Foreman doesn’t write narrative theatre. It is meant to be disorienting and non-senesical in a stream of consciousness kind of way. It’s also meant to be funny, being promoted as a “side splitting” comedy. I sniggered three times (I like the text), but I was alone. It is very strange to be the ONLY person in a full theatre who finds something funny. One actor resorted to visual humour. The pig nose of a face pushed up against perspex is always funny. It didn’t even raise a snicker.
Ben Winspear and Gibson Nolte both “performed” very well and I would like to see them in different works. What didn’t work was their a semi-naturalistic style. Grabs of naturalism made the audience want to search for character and meaning, instead of enjoying the flow of the script.

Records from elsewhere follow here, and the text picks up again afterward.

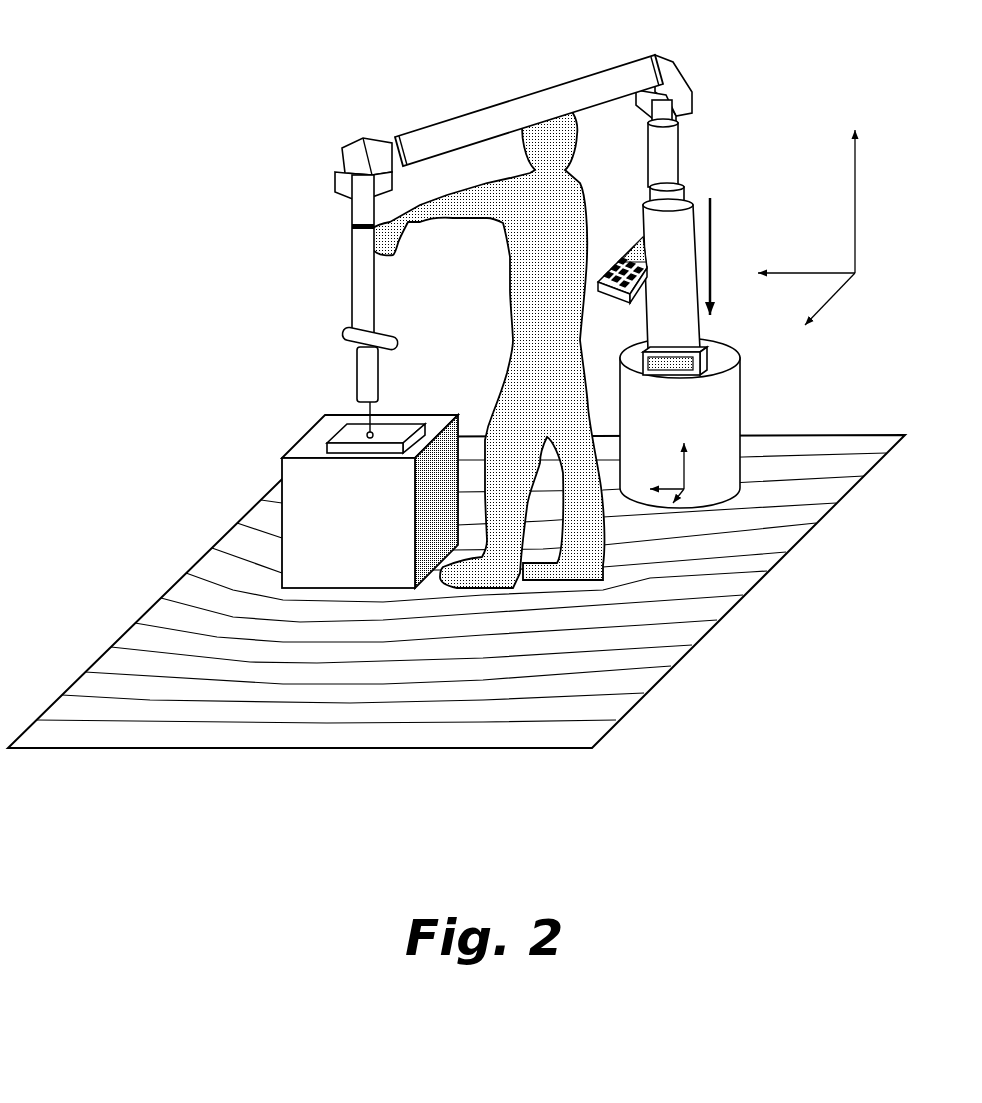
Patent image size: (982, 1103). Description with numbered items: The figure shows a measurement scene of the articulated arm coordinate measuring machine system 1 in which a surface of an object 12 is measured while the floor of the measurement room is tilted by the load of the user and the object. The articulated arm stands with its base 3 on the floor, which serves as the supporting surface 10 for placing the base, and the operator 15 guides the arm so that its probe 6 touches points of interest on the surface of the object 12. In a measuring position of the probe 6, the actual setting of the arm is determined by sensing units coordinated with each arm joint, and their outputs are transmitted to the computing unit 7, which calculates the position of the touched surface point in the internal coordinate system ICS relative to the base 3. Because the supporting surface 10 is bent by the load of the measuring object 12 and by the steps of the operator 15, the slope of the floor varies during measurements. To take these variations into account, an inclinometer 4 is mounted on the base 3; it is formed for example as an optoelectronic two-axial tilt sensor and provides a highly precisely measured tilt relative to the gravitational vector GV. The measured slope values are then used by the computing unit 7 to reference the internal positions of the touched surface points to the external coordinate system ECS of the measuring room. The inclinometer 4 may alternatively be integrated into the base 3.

The coordinate measuring system 1 is at (297, 52).
The base 3 is at (680, 467).
The inclinometer 4 is at (705, 372).
The probe 6 is at (327, 432).
The computing unit 7 is at (596, 257).
The supporting surface 10 is at (685, 520).
The object 12 is at (302, 448).
The operator 15 is at (477, 283).
The gravitational vector GV is at (670, 217).
The internal coordinate system ICS is at (647, 472).
The external coordinate system ECS is at (815, 257).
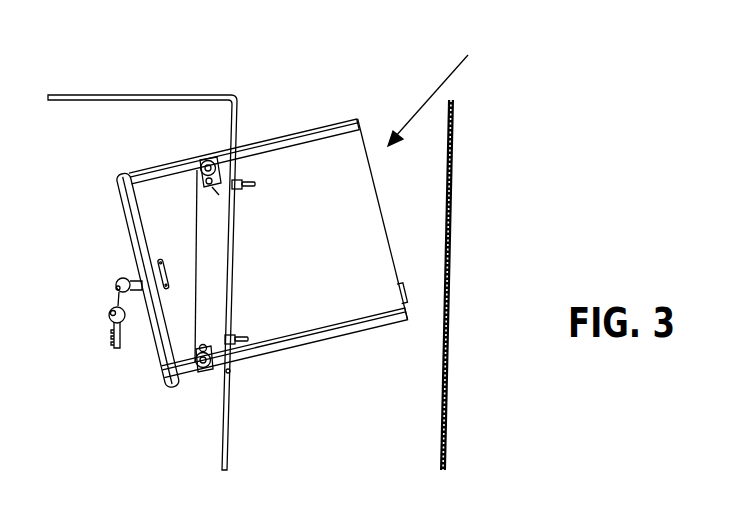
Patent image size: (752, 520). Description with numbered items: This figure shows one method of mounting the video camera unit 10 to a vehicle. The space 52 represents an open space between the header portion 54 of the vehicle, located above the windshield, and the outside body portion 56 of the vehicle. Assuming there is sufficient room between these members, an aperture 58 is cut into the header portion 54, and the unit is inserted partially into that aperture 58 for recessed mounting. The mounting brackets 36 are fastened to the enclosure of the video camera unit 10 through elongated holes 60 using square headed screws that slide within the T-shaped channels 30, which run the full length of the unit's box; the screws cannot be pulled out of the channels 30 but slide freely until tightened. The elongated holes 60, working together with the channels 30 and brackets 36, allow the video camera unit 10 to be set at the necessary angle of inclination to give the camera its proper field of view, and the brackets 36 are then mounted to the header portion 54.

The video camera unit 10 is at (333, 155).
The channels 30 is at (273, 155).
The mounting brackets 36 is at (212, 235).
The space 52 is at (437, 87).
The header portion 54 is at (197, 93).
The outside body portion 56 is at (451, 233).
The aperture 58 is at (229, 373).
The elongated holes 60 is at (182, 171).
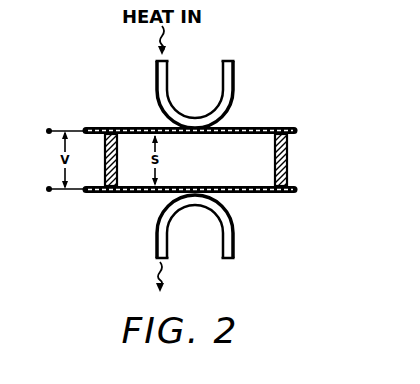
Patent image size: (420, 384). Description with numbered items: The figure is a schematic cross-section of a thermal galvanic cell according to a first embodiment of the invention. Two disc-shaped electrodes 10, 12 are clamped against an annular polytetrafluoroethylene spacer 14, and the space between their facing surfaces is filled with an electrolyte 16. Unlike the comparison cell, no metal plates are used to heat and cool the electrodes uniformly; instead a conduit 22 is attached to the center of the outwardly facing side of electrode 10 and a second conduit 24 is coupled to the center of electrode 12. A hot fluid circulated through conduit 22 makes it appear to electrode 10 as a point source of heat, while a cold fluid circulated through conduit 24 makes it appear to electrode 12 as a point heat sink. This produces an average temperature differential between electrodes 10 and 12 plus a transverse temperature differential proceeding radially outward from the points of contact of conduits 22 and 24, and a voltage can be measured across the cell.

The electrode 10 is at (290, 128).
The electrode 12 is at (290, 191).
The annular polytetrafluoroethylene spacer 14 is at (287, 163).
The electrolyte 16 is at (120, 165).
The conduit 22 is at (233, 97).
The second conduit 24 is at (233, 225).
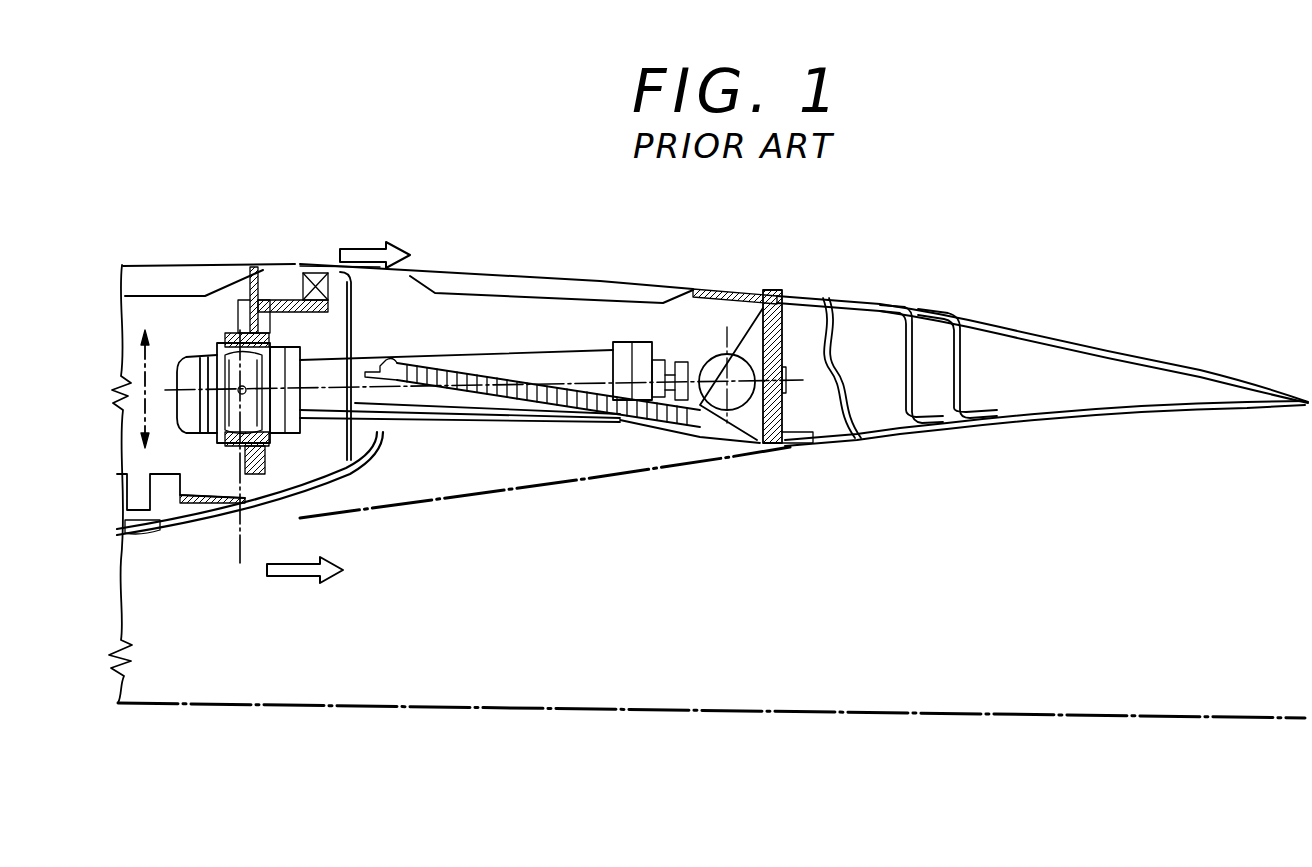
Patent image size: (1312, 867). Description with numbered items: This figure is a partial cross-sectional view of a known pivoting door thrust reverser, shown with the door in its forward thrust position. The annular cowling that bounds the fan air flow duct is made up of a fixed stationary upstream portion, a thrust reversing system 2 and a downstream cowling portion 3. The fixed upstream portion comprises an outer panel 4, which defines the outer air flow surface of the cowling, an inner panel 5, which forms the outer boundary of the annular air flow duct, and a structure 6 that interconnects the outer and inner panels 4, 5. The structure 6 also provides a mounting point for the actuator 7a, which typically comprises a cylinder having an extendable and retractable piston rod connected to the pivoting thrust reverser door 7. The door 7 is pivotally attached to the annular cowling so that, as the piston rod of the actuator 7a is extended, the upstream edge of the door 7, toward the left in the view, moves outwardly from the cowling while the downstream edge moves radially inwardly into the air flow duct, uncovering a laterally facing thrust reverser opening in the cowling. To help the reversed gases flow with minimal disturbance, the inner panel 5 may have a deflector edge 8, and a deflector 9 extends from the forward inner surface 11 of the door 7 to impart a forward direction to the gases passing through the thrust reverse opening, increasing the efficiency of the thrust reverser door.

The thrust reversing system 2 is at (722, 277).
The downstream cowling portion 3 is at (1042, 371).
The outer panel 4 is at (209, 281).
The inner panel 5 is at (139, 540).
The structure 6 is at (240, 482).
The pivoting thrust reverser door 7 is at (572, 300).
The actuator 7a is at (527, 361).
The deflector edge 8 is at (366, 471).
The deflector 9 is at (346, 442).
The forward inner surface 11 is at (576, 406).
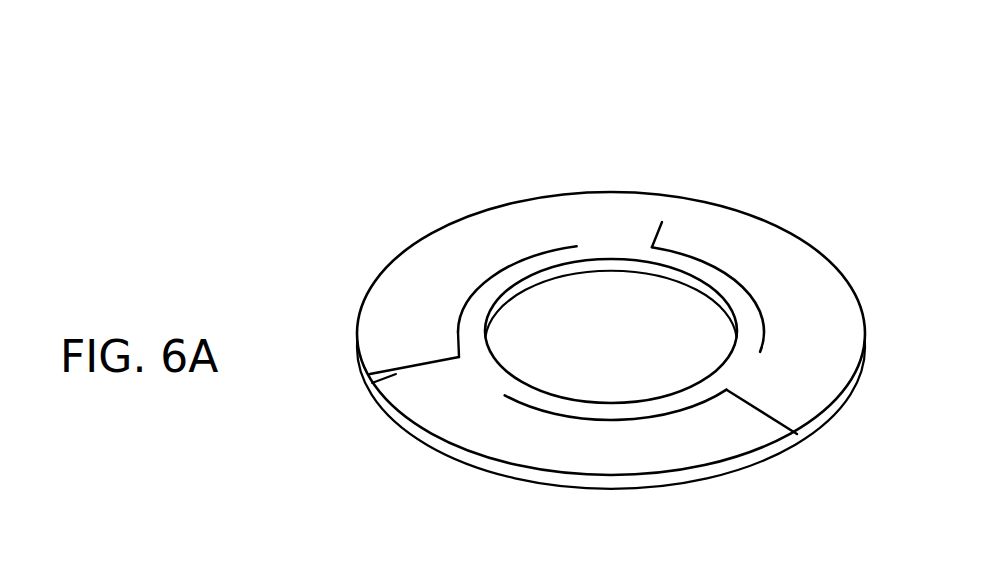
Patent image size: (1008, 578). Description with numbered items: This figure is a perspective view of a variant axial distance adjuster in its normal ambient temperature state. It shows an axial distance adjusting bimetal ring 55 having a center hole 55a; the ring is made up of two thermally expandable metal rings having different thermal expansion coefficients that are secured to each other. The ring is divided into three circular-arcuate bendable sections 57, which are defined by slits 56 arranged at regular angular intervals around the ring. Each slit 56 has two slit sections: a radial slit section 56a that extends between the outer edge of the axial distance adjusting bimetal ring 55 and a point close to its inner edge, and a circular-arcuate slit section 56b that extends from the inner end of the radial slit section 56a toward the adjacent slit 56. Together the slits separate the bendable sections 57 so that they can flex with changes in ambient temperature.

The axial distance adjusting bimetal ring 55 is at (388, 122).
The center hole 55a is at (670, 285).
The slit 56 is at (483, 282).
The radial slit section 56a is at (665, 226).
The circular-arcuate slit section 56b is at (537, 253).
The circular-arcuate bendable section 57 is at (737, 243).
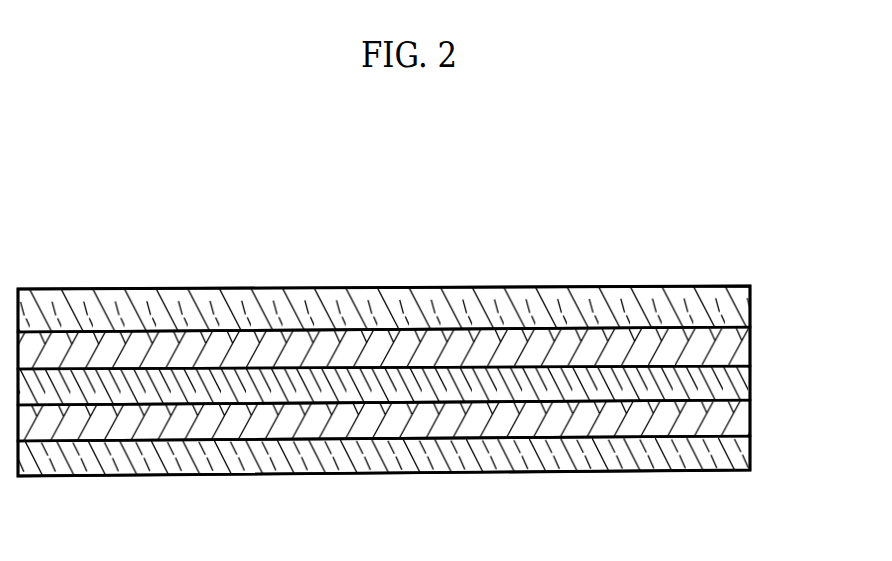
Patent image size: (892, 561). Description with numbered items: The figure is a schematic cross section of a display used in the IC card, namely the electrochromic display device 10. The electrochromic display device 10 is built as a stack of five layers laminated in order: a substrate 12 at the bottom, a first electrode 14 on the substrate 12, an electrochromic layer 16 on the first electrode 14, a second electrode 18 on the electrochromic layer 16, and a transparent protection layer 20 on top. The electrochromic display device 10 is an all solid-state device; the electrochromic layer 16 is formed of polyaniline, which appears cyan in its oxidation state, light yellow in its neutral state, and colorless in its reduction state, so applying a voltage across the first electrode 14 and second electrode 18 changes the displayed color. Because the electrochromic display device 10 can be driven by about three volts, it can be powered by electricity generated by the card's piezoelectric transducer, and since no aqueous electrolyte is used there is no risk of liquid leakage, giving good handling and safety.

The electrochromic display device 10 is at (441, 311).
The substrate 12 is at (752, 456).
The first electrode 14 is at (752, 417).
The electrochromic layer 16 is at (752, 378).
The second electrode 18 is at (752, 338).
The transparent protection layer 20 is at (750, 305).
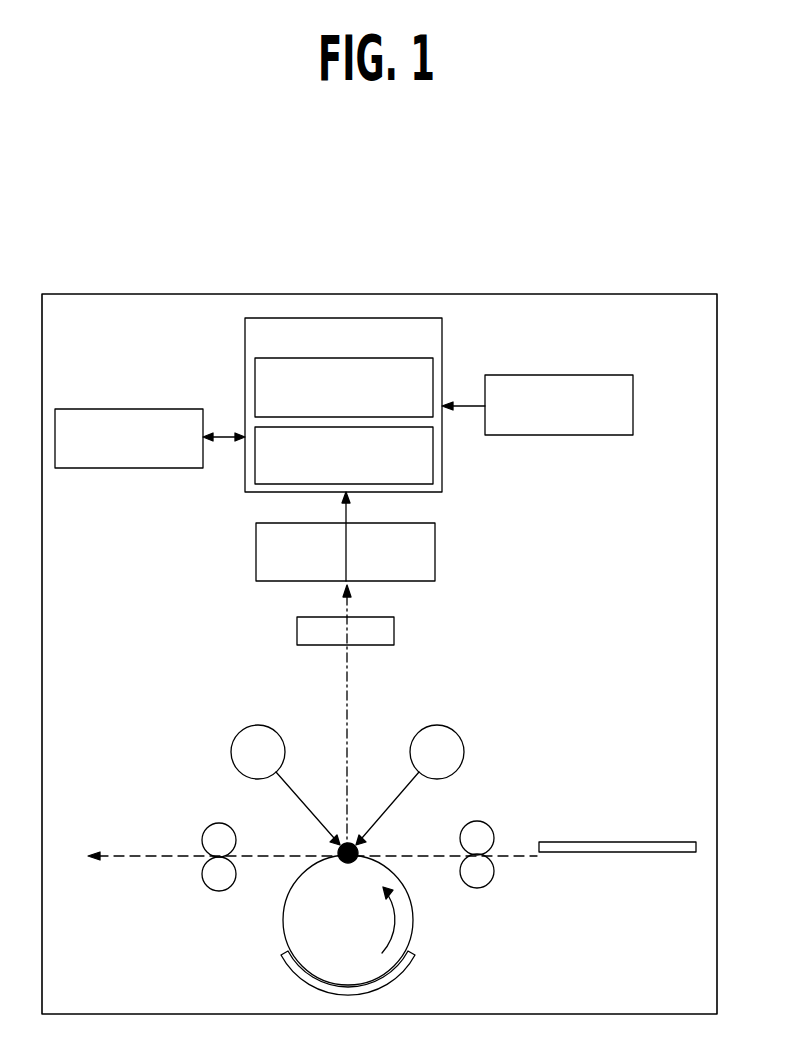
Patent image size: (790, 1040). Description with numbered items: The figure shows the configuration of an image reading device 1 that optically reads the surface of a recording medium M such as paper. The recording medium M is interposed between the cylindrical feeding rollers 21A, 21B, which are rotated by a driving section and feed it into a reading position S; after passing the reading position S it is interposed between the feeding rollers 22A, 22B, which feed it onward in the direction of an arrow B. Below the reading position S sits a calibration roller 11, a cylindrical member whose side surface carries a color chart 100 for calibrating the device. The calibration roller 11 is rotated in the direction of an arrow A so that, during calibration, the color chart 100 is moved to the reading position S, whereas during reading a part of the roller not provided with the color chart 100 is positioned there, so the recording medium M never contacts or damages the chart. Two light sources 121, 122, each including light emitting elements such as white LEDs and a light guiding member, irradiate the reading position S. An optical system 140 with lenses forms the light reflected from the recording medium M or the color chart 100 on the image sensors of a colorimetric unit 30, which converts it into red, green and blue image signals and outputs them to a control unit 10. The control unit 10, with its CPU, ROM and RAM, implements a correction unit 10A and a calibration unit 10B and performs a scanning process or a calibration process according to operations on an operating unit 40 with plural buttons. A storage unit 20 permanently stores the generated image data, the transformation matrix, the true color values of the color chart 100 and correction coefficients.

The image reading device 1 is at (717, 598).
The control unit 10 is at (245, 382).
The correction unit 10A is at (436, 369).
The calibration unit 10B is at (436, 442).
The storage unit 20 is at (90, 408).
The colorimetric unit 30 is at (435, 553).
The operating unit 40 is at (580, 375).
The optical system 140 is at (394, 633).
The light source 121 is at (255, 725).
The light source 122 is at (443, 725).
The calibration roller 11 is at (414, 920).
The color chart 100 is at (400, 970).
The feeding roller 21A is at (483, 821).
The feeding roller 21B is at (487, 887).
The feeding roller 22A is at (213, 823).
The feeding roller 22B is at (213, 891).
The reading position S is at (348, 863).
The recording medium M is at (640, 842).
The arrow A is at (384, 920).
The arrow B is at (303, 859).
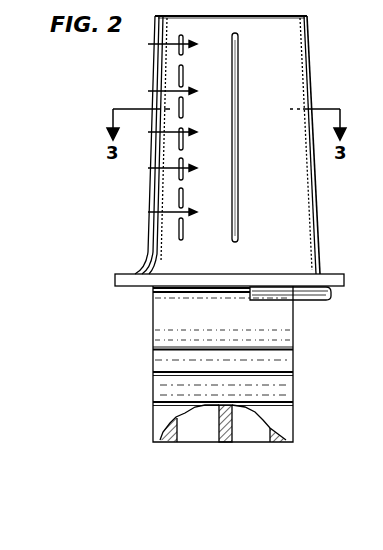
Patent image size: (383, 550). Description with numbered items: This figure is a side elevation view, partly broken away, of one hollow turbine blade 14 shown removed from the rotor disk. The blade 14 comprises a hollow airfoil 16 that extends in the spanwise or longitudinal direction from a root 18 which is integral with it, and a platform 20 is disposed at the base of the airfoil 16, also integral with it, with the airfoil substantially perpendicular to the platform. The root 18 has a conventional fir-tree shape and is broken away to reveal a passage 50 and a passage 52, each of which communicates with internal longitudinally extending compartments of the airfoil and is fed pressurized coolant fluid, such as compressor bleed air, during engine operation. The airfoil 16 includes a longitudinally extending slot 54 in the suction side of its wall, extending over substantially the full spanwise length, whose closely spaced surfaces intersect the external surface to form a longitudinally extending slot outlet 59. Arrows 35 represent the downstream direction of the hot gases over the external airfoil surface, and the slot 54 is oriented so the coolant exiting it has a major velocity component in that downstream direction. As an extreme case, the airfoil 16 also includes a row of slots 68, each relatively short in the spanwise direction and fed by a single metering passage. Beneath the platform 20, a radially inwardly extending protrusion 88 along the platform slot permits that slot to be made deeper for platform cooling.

The blade 14 is at (311, 50).
The hollow airfoil 16 is at (285, 161).
The root 18 is at (153, 362).
The platform 20 is at (115, 279).
The arrows 35 is at (155, 90).
The passage 50 is at (186, 440).
The passage 52 is at (241, 440).
The slot 54 is at (240, 72).
The slot outlet 59 is at (239, 127).
The slots 68 is at (184, 69).
The protrusion 88 is at (305, 301).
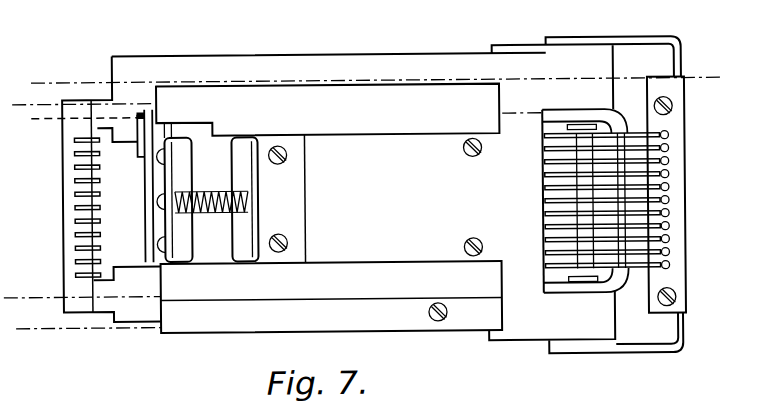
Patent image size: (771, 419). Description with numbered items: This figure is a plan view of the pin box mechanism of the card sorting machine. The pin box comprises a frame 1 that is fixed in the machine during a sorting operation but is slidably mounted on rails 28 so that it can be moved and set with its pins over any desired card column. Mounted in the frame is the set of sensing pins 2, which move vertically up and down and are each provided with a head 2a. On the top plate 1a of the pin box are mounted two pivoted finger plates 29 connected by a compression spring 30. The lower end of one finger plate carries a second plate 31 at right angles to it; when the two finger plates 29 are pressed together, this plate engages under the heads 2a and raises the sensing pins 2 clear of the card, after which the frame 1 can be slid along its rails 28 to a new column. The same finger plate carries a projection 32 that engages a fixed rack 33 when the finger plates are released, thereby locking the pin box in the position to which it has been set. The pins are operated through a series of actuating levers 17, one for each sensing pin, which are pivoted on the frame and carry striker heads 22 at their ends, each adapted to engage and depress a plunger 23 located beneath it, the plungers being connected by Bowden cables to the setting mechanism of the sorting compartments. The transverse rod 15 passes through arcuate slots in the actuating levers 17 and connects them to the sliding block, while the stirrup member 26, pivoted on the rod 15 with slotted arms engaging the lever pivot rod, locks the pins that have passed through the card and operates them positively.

I am certain that the director and cast understand and love Foreman and his theatre, but they failed to share this understanding with the audience. I can hear them now saying that confusion, misinterpretation and alienation is what they were aiming for. Nonetheless, I read the New York Times review of the original production. It said how the audience faces reflected in the plastic screen on the stage were all smiling. The faces this night were grimacing. What is the point of theatre if you fail to share your stage world with the people sitting out front?